Savaşın sebep olduğu trajik ölümler, yaralıların akıbeti, göç olgusu, salgın hastalıklar, tıbbi sorunlar, kadın ve çocukların mağduriyeti, keyfi cezalandırma yöntemleri, kentlerin ve tarihi eserlerin talan edilmesi, açlık vb. yüzlerce sorun bulunmaktadır. Bu aşamada mağduriyetin dili, dini, ırkı olmadığı, bir bütün olarak tüm Suriye vatandaşlarının mağdur edildiği tüm çıplaklığıyla göz önündedir. Bu nedenle Türkiye’de insan haklarını temel alacak bir Suriye politikasına ihtiyaç vardır.
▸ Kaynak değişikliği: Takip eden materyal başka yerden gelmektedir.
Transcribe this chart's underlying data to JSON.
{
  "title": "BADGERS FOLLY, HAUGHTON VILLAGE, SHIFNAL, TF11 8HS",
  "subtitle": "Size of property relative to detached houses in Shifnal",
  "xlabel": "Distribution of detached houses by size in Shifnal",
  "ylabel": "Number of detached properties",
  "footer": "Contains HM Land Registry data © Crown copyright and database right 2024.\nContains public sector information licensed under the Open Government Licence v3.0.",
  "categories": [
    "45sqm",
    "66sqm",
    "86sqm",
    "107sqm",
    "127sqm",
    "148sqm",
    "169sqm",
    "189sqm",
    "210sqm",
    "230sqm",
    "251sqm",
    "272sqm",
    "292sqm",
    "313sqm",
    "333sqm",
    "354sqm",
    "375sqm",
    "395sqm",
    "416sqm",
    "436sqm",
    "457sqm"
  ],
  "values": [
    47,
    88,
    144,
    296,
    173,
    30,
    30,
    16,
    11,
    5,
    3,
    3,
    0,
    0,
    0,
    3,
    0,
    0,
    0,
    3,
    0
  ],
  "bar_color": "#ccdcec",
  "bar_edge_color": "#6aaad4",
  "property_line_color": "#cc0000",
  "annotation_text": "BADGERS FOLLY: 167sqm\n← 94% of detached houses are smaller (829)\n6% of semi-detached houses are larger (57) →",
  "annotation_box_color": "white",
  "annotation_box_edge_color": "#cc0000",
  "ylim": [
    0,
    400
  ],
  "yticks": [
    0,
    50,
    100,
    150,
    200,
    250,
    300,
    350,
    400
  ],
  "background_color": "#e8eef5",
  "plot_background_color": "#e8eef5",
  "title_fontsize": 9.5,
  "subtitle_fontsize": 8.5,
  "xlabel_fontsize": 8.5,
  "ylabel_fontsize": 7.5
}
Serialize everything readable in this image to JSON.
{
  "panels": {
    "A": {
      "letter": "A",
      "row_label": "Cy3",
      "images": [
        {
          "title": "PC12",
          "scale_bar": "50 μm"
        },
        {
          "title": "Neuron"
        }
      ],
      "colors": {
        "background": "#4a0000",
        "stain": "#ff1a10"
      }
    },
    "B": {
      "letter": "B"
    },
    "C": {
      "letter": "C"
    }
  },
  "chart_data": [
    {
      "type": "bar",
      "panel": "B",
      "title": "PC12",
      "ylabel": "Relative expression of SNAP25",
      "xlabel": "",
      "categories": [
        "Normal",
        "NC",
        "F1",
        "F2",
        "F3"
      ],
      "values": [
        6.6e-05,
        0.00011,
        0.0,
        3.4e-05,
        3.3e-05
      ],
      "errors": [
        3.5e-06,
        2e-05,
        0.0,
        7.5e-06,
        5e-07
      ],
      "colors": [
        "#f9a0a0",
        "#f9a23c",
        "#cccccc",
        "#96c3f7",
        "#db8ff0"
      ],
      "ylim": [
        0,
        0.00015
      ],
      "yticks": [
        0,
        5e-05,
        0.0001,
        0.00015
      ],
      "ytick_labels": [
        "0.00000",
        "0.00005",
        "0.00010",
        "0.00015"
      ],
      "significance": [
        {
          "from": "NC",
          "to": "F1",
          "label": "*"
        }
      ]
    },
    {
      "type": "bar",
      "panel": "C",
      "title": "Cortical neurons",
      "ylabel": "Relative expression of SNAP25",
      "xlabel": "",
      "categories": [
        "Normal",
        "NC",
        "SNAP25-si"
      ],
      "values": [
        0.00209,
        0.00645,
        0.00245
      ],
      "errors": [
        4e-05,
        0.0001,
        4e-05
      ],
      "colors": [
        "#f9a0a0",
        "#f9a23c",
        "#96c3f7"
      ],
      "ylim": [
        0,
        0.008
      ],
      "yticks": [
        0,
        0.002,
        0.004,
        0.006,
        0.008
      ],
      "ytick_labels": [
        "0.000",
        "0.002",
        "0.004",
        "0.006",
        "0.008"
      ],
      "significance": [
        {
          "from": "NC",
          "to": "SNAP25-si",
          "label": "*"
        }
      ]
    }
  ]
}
Bu politika Rojava’yı, Ermenileri, Alevileri vb. dışlamayan; Suriye’deki tüm etnik, dini, kültürel toplulukların mağduriyetini esas alan bir politika olmalıdır.
Dosya oluştururken çok geniş bir mağduriyet alanını incelemek özel bir çaba ve enerji gerektirdiğinden ve özellikle de Rojava’da yaşayan halkların eşit temsiliyet esasıyla kurdukları alternatif yönetim modelinin kendi geleceklerine dair yarattığı dinamizm çıkış noktamız oldu. Nitekim Rojava’da ağır savaş koşullarına rağmen hayata geçirilmeye çalışılan Demokratik Özerk Yönetim Modeli, Ortadoğu ülkelerine örnek olabilecek nitelikler taşımaktadır. Rojava modeli, gücünü ve meşruiyetini halkın öz yönetiminden alan, çok dilli, çok kültürlü, çok dinli, halk meclislerini esas alan, adem-i merkeziyetçi, sosyal politikalara dayalı çoğulcu parlamenter sistem önermektedir. Rojava’da yaşayan halkların eşit temsiliyeti esasıyla kurdukları yönetimlerin başarıya ulaşması durumunda Suriye savaşının sonucunda belki de tek demokratik kazanım elde edilmiş olacaktır. Bu nedenle Rojava bölgesi başlı başına bir inceleme ve okuma alanı olarak karşımıza çıkmaktadır.
Dosyada Suriye tarihi üzerinden Rojava siyasi tarihi, Rojava’nın demografik yapısı, savaşın sebep olduğu göç ve mağduriyet, kanton yönetimi üzerinden Rojava’daki demokratik yönetim modeli, Rojava Kürtleri ve güç dengeleri, Rojava’nın uluslararası arenadaki temsiliyeti gibi temalar düşünülerek çeşitli yazılara ve videolara yer verildi.